Sales of previously occupied U.S. homes fell in June to the slowest pace since January, as a near-historic low number of homes for sale and rising mortgage rates kept many would-be homebuyers on the sidelines
LOS ANGELES — Sales of previously occupied U.S. homes fell in June to the slowest pace since January, as a near-historic low number of homes for sale and rising mortgage rates kept many would-be homebuyers on the sidelines. The national median sales price fell on an annual basis for the fifth month in a row, though fierce competition led to about one-third of homes selling for more than their list price.
Existing home sales fell 3.3% last month from May to a seasonally adjusted annual rate of 4.16 million, the National Association of Realtors said Thursday. That’s slightly below what economists were expecting, according to FactSet, and marks the slowest sales pace since January.
Sales sank 18.9% compared with June last year. That makes it 11 consecutive months of annual sales declines of 20% or more. All told, sales are down 23% through the first half of this year.

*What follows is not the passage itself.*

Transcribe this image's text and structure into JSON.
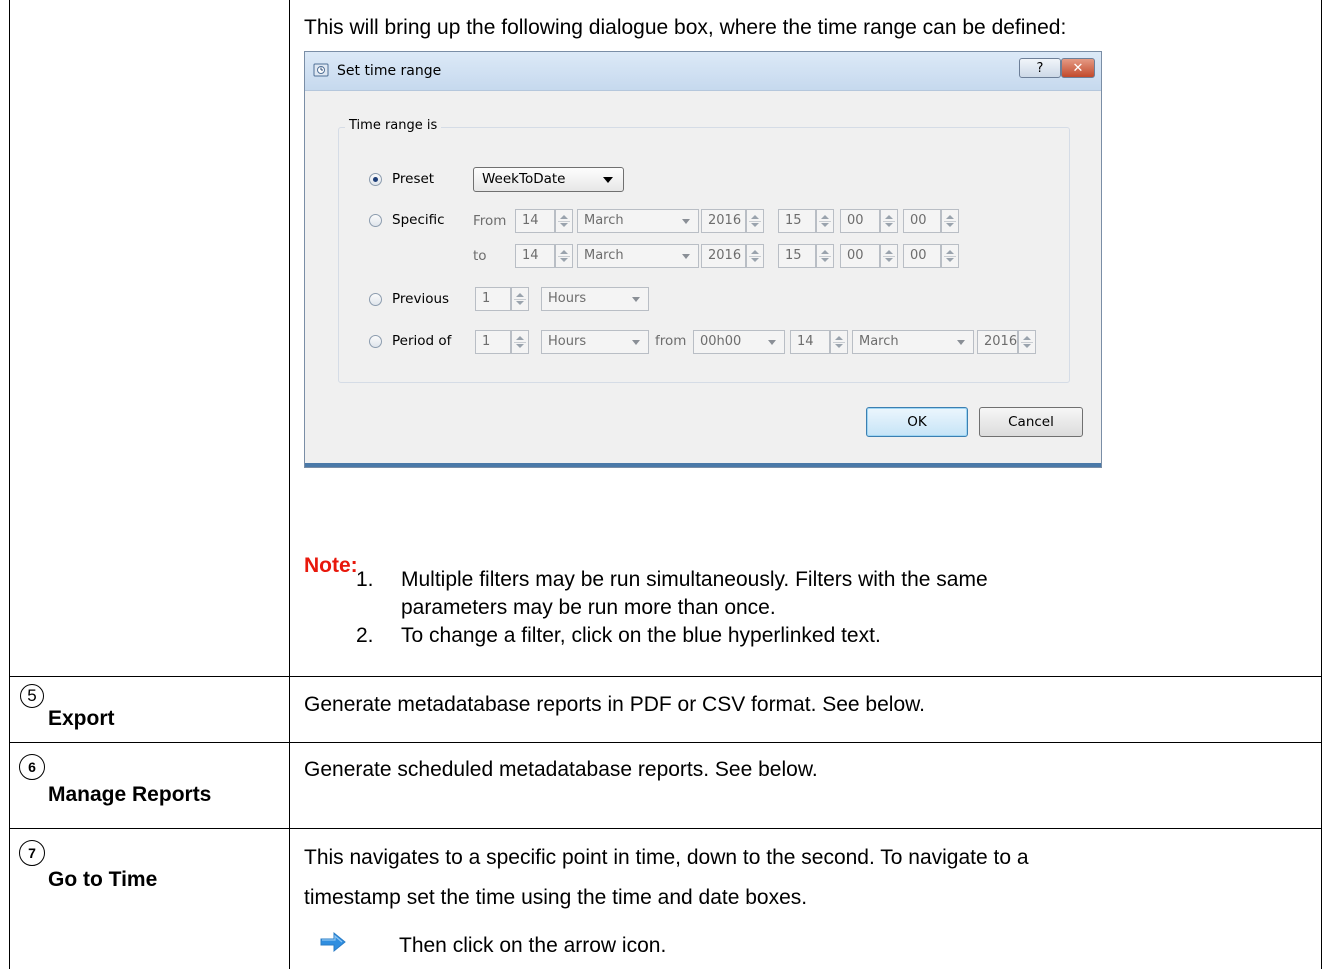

The national median sales price fell 0.9% from June last year to $410,200. That's the smallest annual decline since March. While down from a year earlier, the median sales price rose from the previous month, reaching the second-highest level on records going back to January 1999.
“Perhaps home prices are beginning to firm up or at least certainly any downward pressure is ending,” said Lawrence Yun, the NAR’s chief economist.
The latest housing market figures are more evidence that even with prices easing back on an annual basis after rising for more than a decade many house hunters are being held back by a persistently low inventory of homes for sale.